Тогда возникает вопрос — где же это и когда я потерял человеческое лицо и стал сам полумашиной для разрушения и смерти? Может быть, для этого были особые предпосылки? Заглядываю в свое детство... Там было все нормально. Сколько себя помню, агрессивным не был, драк не затевал. Дрался только в случае крайней необходимости и только в порядке самозащиты, отстаивая свою честь, свое право, свою собственность, какой бы она ни была. И самое важное, я никогда, как помню, не ощущал в мальчишеских кулачных стычках никакой особой яростной злобы, отбивался, как бы отражая нападения, удары. Хотя был щуплым, физически не сильным, но в трусах никогда не числился.

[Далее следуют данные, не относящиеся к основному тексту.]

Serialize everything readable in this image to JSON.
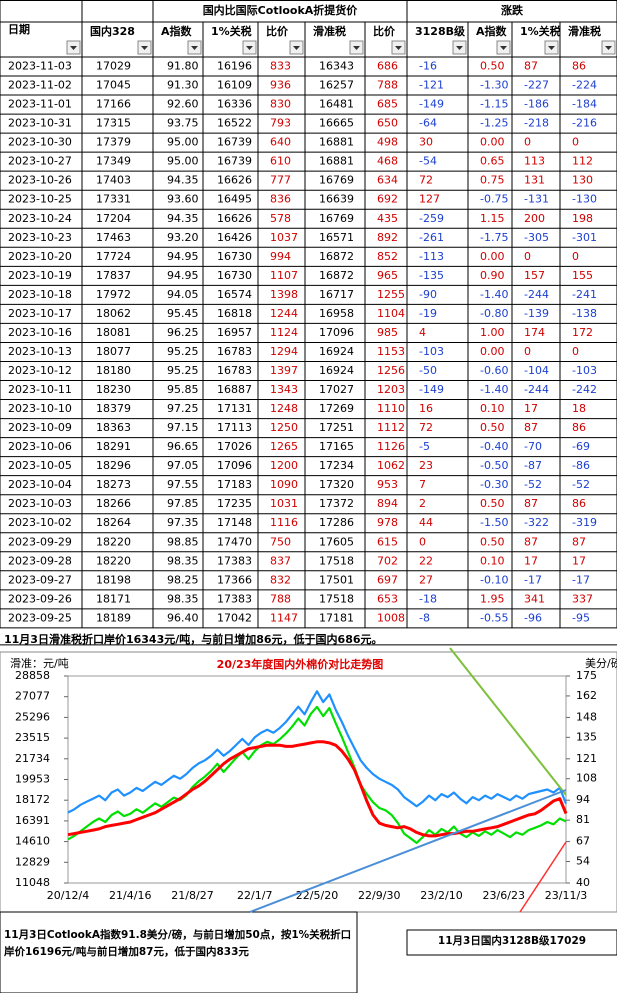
{
  "table": {
    "group_headers": [
      "国内比国际CotlookA折提货价",
      "涨跌"
    ],
    "columns": [
      "日期",
      "国内328",
      "A指数",
      "1%关税",
      "比价",
      "滑准税",
      "比价",
      "3128B级",
      "A指数",
      "1%关税",
      "滑准税"
    ],
    "rows": [
      [
        "2023-11-03",
        "17029",
        "91.80",
        "16196",
        "833",
        "16343",
        "686",
        "-16",
        "0.50",
        "87",
        "86"
      ],
      [
        "2023-11-02",
        "17045",
        "91.30",
        "16109",
        "936",
        "16257",
        "788",
        "-121",
        "-1.30",
        "-227",
        "-224"
      ],
      [
        "2023-11-01",
        "17166",
        "92.60",
        "16336",
        "830",
        "16481",
        "685",
        "-149",
        "-1.15",
        "-186",
        "-184"
      ],
      [
        "2023-10-31",
        "17315",
        "93.75",
        "16522",
        "793",
        "16665",
        "650",
        "-64",
        "-1.25",
        "-218",
        "-216"
      ],
      [
        "2023-10-30",
        "17379",
        "95.00",
        "16739",
        "640",
        "16881",
        "498",
        "30",
        "0.00",
        "0",
        "0"
      ],
      [
        "2023-10-27",
        "17349",
        "95.00",
        "16739",
        "610",
        "16881",
        "468",
        "-54",
        "0.65",
        "113",
        "112"
      ],
      [
        "2023-10-26",
        "17403",
        "94.35",
        "16626",
        "777",
        "16769",
        "634",
        "72",
        "0.75",
        "131",
        "130"
      ],
      [
        "2023-10-25",
        "17331",
        "93.60",
        "16495",
        "836",
        "16639",
        "692",
        "127",
        "-0.75",
        "-131",
        "-130"
      ],
      [
        "2023-10-24",
        "17204",
        "94.35",
        "16626",
        "578",
        "16769",
        "435",
        "-259",
        "1.15",
        "200",
        "198"
      ],
      [
        "2023-10-23",
        "17463",
        "93.20",
        "16426",
        "1037",
        "16571",
        "892",
        "-261",
        "-1.75",
        "-305",
        "-301"
      ],
      [
        "2023-10-20",
        "17724",
        "94.95",
        "16730",
        "994",
        "16872",
        "852",
        "-113",
        "0.00",
        "0",
        "0"
      ],
      [
        "2023-10-19",
        "17837",
        "94.95",
        "16730",
        "1107",
        "16872",
        "965",
        "-135",
        "0.90",
        "157",
        "155"
      ],
      [
        "2023-10-18",
        "17972",
        "94.05",
        "16574",
        "1398",
        "16717",
        "1255",
        "-90",
        "-1.40",
        "-244",
        "-241"
      ],
      [
        "2023-10-17",
        "18062",
        "95.45",
        "16818",
        "1244",
        "16958",
        "1104",
        "-19",
        "-0.80",
        "-139",
        "-138"
      ],
      [
        "2023-10-16",
        "18081",
        "96.25",
        "16957",
        "1124",
        "17096",
        "985",
        "4",
        "1.00",
        "174",
        "172"
      ],
      [
        "2023-10-13",
        "18077",
        "95.25",
        "16783",
        "1294",
        "16924",
        "1153",
        "-103",
        "0.00",
        "0",
        "0"
      ],
      [
        "2023-10-12",
        "18180",
        "95.25",
        "16783",
        "1397",
        "16924",
        "1256",
        "-50",
        "-0.60",
        "-104",
        "-103"
      ],
      [
        "2023-10-11",
        "18230",
        "95.85",
        "16887",
        "1343",
        "17027",
        "1203",
        "-149",
        "-1.40",
        "-244",
        "-242"
      ],
      [
        "2023-10-10",
        "18379",
        "97.25",
        "17131",
        "1248",
        "17269",
        "1110",
        "16",
        "0.10",
        "17",
        "18"
      ],
      [
        "2023-10-09",
        "18363",
        "97.15",
        "17113",
        "1250",
        "17251",
        "1112",
        "72",
        "0.50",
        "87",
        "86"
      ],
      [
        "2023-10-06",
        "18291",
        "96.65",
        "17026",
        "1265",
        "17165",
        "1126",
        "-5",
        "-0.40",
        "-70",
        "-69"
      ],
      [
        "2023-10-05",
        "18296",
        "97.05",
        "17096",
        "1200",
        "17234",
        "1062",
        "23",
        "-0.50",
        "-87",
        "-86"
      ],
      [
        "2023-10-04",
        "18273",
        "97.55",
        "17183",
        "1090",
        "17320",
        "953",
        "7",
        "-0.30",
        "-52",
        "-52"
      ],
      [
        "2023-10-03",
        "18266",
        "97.85",
        "17235",
        "1031",
        "17372",
        "894",
        "2",
        "0.50",
        "87",
        "86"
      ],
      [
        "2023-10-02",
        "18264",
        "97.35",
        "17148",
        "1116",
        "17286",
        "978",
        "44",
        "-1.50",
        "-322",
        "-319"
      ],
      [
        "2023-09-29",
        "18220",
        "98.85",
        "17470",
        "750",
        "17605",
        "615",
        "0",
        "0.50",
        "87",
        "87"
      ],
      [
        "2023-09-28",
        "18220",
        "98.35",
        "17383",
        "837",
        "17518",
        "702",
        "22",
        "0.10",
        "17",
        "17"
      ],
      [
        "2023-09-27",
        "18198",
        "98.25",
        "17366",
        "832",
        "17501",
        "697",
        "27",
        "-0.10",
        "-17",
        "-17"
      ],
      [
        "2023-09-26",
        "18171",
        "98.35",
        "17383",
        "788",
        "17518",
        "653",
        "-18",
        "1.95",
        "341",
        "337"
      ],
      [
        "2023-09-25",
        "18189",
        "96.40",
        "17042",
        "1147",
        "17181",
        "1008",
        "-8",
        "-0.55",
        "-96",
        "-95"
      ]
    ]
  },
  "note": "11月3日滑准税折口岸价16343元/吨，与前日增加86元，低于国内686元。",
  "chart_data": {
    "type": "line",
    "title": "20/23年度国内外棉价对比走势图",
    "y_label": "滑准：元/吨",
    "y2_label": "美分/磅",
    "categories": [
      "20/12/4",
      null,
      null,
      null,
      null,
      null,
      null,
      null,
      null,
      null,
      "21/4/16",
      null,
      null,
      null,
      null,
      null,
      null,
      null,
      null,
      null,
      "21/8/27",
      null,
      null,
      null,
      null,
      null,
      null,
      null,
      null,
      null,
      "22/1/7",
      null,
      null,
      null,
      null,
      null,
      null,
      null,
      null,
      null,
      "22/5/20",
      null,
      null,
      null,
      null,
      null,
      null,
      null,
      null,
      null,
      "22/9/30",
      null,
      null,
      null,
      null,
      null,
      null,
      null,
      null,
      null,
      "23/2/10",
      null,
      null,
      null,
      null,
      null,
      null,
      null,
      null,
      null,
      "23/6/23",
      null,
      null,
      null,
      null,
      null,
      null,
      null,
      null,
      null,
      "23/11/3"
    ],
    "ylim": [
      11048,
      28858
    ],
    "yticks": [
      11048,
      12829,
      14610,
      16391,
      18172,
      19953,
      21734,
      23515,
      25296,
      27077,
      28858
    ],
    "y2lim": [
      40,
      175
    ],
    "y2ticks": [
      40,
      54,
      67,
      81,
      94,
      108,
      121,
      135,
      148,
      162,
      175
    ],
    "grid": false,
    "series": [
      {
        "color": "#00e000",
        "values": [
          14800,
          15100,
          15500,
          15900,
          16300,
          16600,
          16300,
          16900,
          17200,
          16800,
          17000,
          17400,
          17100,
          17500,
          17900,
          17600,
          18000,
          18400,
          18200,
          18600,
          19300,
          19800,
          20200,
          20700,
          21300,
          20600,
          21200,
          21800,
          22300,
          21700,
          22400,
          22900,
          23200,
          23000,
          23400,
          23900,
          24500,
          25200,
          24600,
          25600,
          26200,
          25400,
          26100,
          24800,
          23600,
          22300,
          21000,
          19500,
          18700,
          18000,
          17500,
          17300,
          16900,
          16200,
          15300,
          14900,
          14500,
          15000,
          15600,
          15200,
          15700,
          15400,
          15900,
          15300,
          15000,
          15400,
          15100,
          15500,
          15200,
          15600,
          15300,
          15000,
          15400,
          15200,
          15600,
          15800,
          16000,
          16300,
          16100,
          16600,
          16343
        ]
      },
      {
        "color": "#1e90ff",
        "axis": "y2",
        "values": [
          86,
          88,
          91,
          93,
          95,
          97,
          94,
          99,
          101,
          97,
          99,
          102,
          100,
          103,
          106,
          104,
          107,
          110,
          108,
          111,
          115,
          118,
          120,
          123,
          127,
          123,
          126,
          130,
          134,
          130,
          135,
          138,
          140,
          138,
          141,
          145,
          150,
          155,
          150,
          158,
          165,
          158,
          163,
          153,
          145,
          136,
          128,
          120,
          115,
          111,
          108,
          106,
          104,
          101,
          96,
          93,
          90,
          93,
          97,
          94,
          98,
          96,
          99,
          95,
          92,
          96,
          94,
          97,
          95,
          98,
          96,
          94,
          97,
          95,
          98,
          99,
          100,
          101,
          99,
          102,
          91.8
        ]
      },
      {
        "color": "#ff0000",
        "values": [
          15200,
          15300,
          15400,
          15500,
          15600,
          15700,
          15900,
          16000,
          16100,
          16200,
          16300,
          16500,
          16700,
          16900,
          17100,
          17400,
          17700,
          18000,
          18300,
          18700,
          19100,
          19400,
          19800,
          20300,
          20800,
          21300,
          21700,
          22000,
          22300,
          22600,
          22700,
          22800,
          22900,
          22900,
          22900,
          22800,
          22800,
          22900,
          23000,
          23100,
          23200,
          23200,
          23100,
          22900,
          22400,
          21700,
          20800,
          19500,
          18100,
          16900,
          16200,
          16000,
          15900,
          15800,
          15900,
          15700,
          15400,
          15200,
          15100,
          15100,
          15200,
          15300,
          15300,
          15400,
          15500,
          15500,
          15600,
          15700,
          15800,
          15900,
          16100,
          16300,
          16500,
          16700,
          16900,
          17000,
          17300,
          17700,
          18100,
          18300,
          17029
        ]
      }
    ]
  },
  "footer": {
    "left": "11月3日CotlookA指数91.8美分/磅，与前日增加50点，按1%关税折口岸价16196元/吨与前日增加87元，低于国内833元",
    "right": "11月3日国内3128B级17029"
  }
}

Откуда же эта ярость, притуплявшая естественные чувства самосохранения — то, что принято называть страхом, чувства жалости, сострадания к метавшемуся, барахтающемуся подо мною врагу. Откуда она, неукротимая ярость штурмовых атак, а затем радостные рапорты на КП.
— Задание выполнено. Атаковал скопление танков и живой силы противника... — То есть, уничтожил может десятки или сотни живых людей?!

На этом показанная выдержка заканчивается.